For CS teams managing high volumes of smaller accounts (sub-$5K ARR), the CSM time cost of false positives matters more, and precision should be weighted higher.
The F1 Score and When It Matters
The F1 score is the harmonic mean of precision and recall — a single number that balances both metrics. It's useful when you want a single summary metric for model comparison, but it obscures the business implication of the precision-recall tradeoff that matters for operational calibration. For most CS team purposes, tracking precision and recall separately is more actionable than F1.
Where F1 is useful: comparing two model configurations against each other to decide which one to run in production. A higher F1 score means a better overall balance. Once you're in production, disaggregate the metrics again so you can see which direction the errors are running.
The Cohort Effect in Churn Prediction Accuracy
Churn prediction models calibrated on one cohort of accounts can drift in accuracy as your customer base evolves. An account cohort from your 2022 customer base may have had different usage patterns and churn dynamics than your 2025 cohort — especially if your product, pricing, or go-to-market motion changed in the intervening period.

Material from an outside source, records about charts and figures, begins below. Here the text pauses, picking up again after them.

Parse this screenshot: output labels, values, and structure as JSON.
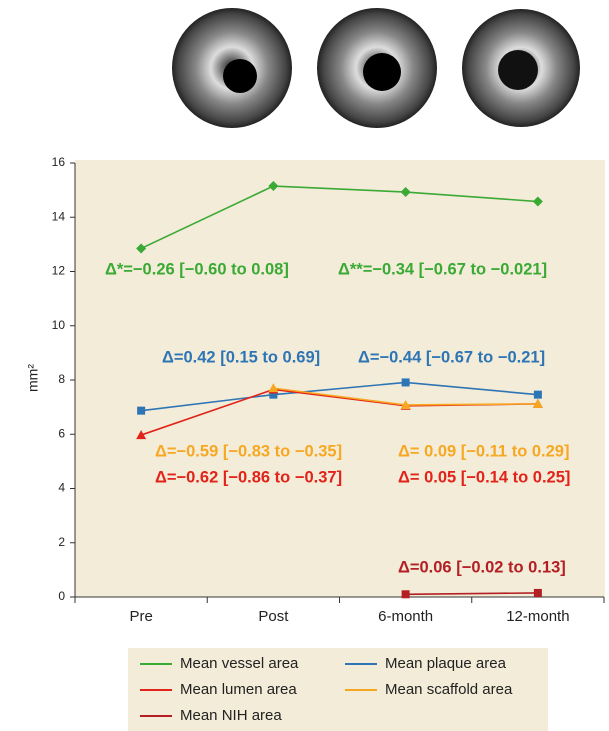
{
  "chart_data": {
    "type": "line",
    "categories": [
      "Pre",
      "Post",
      "6-month",
      "12-month"
    ],
    "y_label": "mm²",
    "ylim": [
      0,
      16
    ],
    "yticks": [
      0,
      2,
      4,
      6,
      8,
      10,
      12,
      14,
      16
    ],
    "background": "#f3ecd8",
    "series": [
      {
        "name": "Mean vessel area",
        "color": "#3aaa35",
        "marker": "diamond",
        "values": [
          12.85,
          15.15,
          14.93,
          14.58
        ]
      },
      {
        "name": "Mean plaque area",
        "color": "#2e75b6",
        "marker": "square",
        "values": [
          6.87,
          7.46,
          7.91,
          7.46
        ]
      },
      {
        "name": "Mean lumen area",
        "color": "#e2231a",
        "marker": "triangle",
        "values": [
          5.97,
          7.65,
          7.05,
          7.12
        ]
      },
      {
        "name": "Mean scaffold area",
        "color": "#f7a823",
        "marker": "triangle",
        "values": [
          null,
          7.7,
          7.08,
          7.12
        ]
      },
      {
        "name": "Mean NIH area",
        "color": "#b31f24",
        "marker": "square",
        "values": [
          null,
          null,
          0.1,
          0.15
        ]
      }
    ],
    "annotations": [
      {
        "text": "Δ*=−0.26 [−0.60 to 0.08]",
        "color": "#3aaa35"
      },
      {
        "text": "Δ**=−0.34 [−0.67 to −0.021]",
        "color": "#3aaa35"
      },
      {
        "text": "Δ=0.42 [0.15 to 0.69]",
        "color": "#2e75b6"
      },
      {
        "text": "Δ=−0.44 [−0.67 to −0.21]",
        "color": "#2e75b6"
      },
      {
        "text": "Δ=−0.59 [−0.83 to −0.35]",
        "color": "#f7a823"
      },
      {
        "text": "Δ= 0.09 [−0.11 to 0.29]",
        "color": "#f7a823"
      },
      {
        "text": "Δ=−0.62 [−0.86 to −0.37]",
        "color": "#e2231a"
      },
      {
        "text": "Δ= 0.05 [−0.14 to 0.25]",
        "color": "#e2231a"
      },
      {
        "text": "Δ=0.06 [−0.02 to 0.13]",
        "color": "#b31f24"
      }
    ]
  }
}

Run a precision-recall audit on a rolling 12-month basis, not just at model setup. If you see precision or recall degrading quarter-over-quarter, the signal may be that your model's training baseline has drifted from your current customer profile. Recalibration — adjusting weights, thresholds, or cohort normalization parameters — should be a scheduled practice rather than a reactive fire drill.
Operationalizing Accuracy Monitoring
The final piece is making accuracy monitoring operational rather than theoretical. A churn prediction model that no one is checking the accuracy of is a model that could be underperforming in either direction without the CS team knowing it.
Build a quarterly model review into your CS Ops calendar: pull precision and recall for the prior quarter, check whether the false negative accounts (churned but not flagged) share any common characteristics that might indicate a signal gap, and adjust threshold or weight parameters accordingly. Log the parameters and accuracy metrics per quarter so you can track whether changes improved or degraded performance over time.
Model accuracy measurement isn't an ML team responsibility that a CS team can outsource — if your CS program is using a risk scoring system to allocate CSM attention, the accuracy of that system is a CS Ops responsibility. Own the calibration loop.